Che sarà, sarà, recita la vieja canción. Lo que llegue, llegará, y casi siempre será distinto a como lo habíamos soñado, generalmente peor. No es una cuestión de fatalismo, ni siquiera de pesimismo: es, sencillamente, que la vida discurre al margen de nuestros sueños.
¿Hay que resignarse, entonces? Todo lo contrario: precisamente porque la vida ignora nuestros deseos, nos corresponde luchar por ellos. La vida es tarea porque nos lleva la contraria, o más bien nosotros se la llevamos a ella. Sísifo siempre tendrá rocas que remontar (y siempre rodarán por la ladera).
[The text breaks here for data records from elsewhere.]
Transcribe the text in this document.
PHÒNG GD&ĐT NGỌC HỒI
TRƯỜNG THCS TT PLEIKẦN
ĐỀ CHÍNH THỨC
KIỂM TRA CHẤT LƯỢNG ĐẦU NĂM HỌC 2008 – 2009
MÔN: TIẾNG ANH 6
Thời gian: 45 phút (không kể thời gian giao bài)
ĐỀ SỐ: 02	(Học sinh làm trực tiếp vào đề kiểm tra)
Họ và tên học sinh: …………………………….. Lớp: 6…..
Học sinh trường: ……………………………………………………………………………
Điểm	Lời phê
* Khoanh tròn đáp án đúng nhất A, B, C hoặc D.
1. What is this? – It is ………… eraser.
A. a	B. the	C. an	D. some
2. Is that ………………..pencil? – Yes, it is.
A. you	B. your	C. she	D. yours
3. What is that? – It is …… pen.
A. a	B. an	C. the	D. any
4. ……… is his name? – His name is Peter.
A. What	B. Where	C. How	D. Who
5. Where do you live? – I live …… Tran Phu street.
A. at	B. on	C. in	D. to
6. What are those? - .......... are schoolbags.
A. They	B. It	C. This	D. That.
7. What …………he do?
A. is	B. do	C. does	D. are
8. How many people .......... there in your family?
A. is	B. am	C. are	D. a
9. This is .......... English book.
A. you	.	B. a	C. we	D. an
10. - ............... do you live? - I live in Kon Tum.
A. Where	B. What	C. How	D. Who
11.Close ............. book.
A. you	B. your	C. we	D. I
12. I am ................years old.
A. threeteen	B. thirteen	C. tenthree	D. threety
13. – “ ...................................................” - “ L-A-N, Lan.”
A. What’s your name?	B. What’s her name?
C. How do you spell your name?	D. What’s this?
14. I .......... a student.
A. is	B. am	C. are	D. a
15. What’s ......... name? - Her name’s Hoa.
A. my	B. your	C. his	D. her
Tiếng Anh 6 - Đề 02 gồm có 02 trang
Hay que cumplir con gozo esa obstinación humana; en realidad, la obstinación es el gozo; ya nos lo dijeron Spinoza, Schopenhauer y Nietzsche. Es el gozo y es el dolor, tal vez con más de este que de aquel, aunque nunca con uno sin el otro. Pero, entonces, si el
destino del hombre es luchar (y sucumbir) por crear su destino, ¿no deberíamos ser enemigos de esa canción que se rinde a los caprichos del azar? Todo lo contrario: cuando decimos «lo que tenga que ser será», estamos entregándonos incondicionalmente al futuro, le proclamamos que aquí nos tiene, dispuestos, nos lleve adonde nos lleve, incluso aunque sea a nuestro pesar. Hay paz, y sobre todo alegría, en esa entrega previa al combate.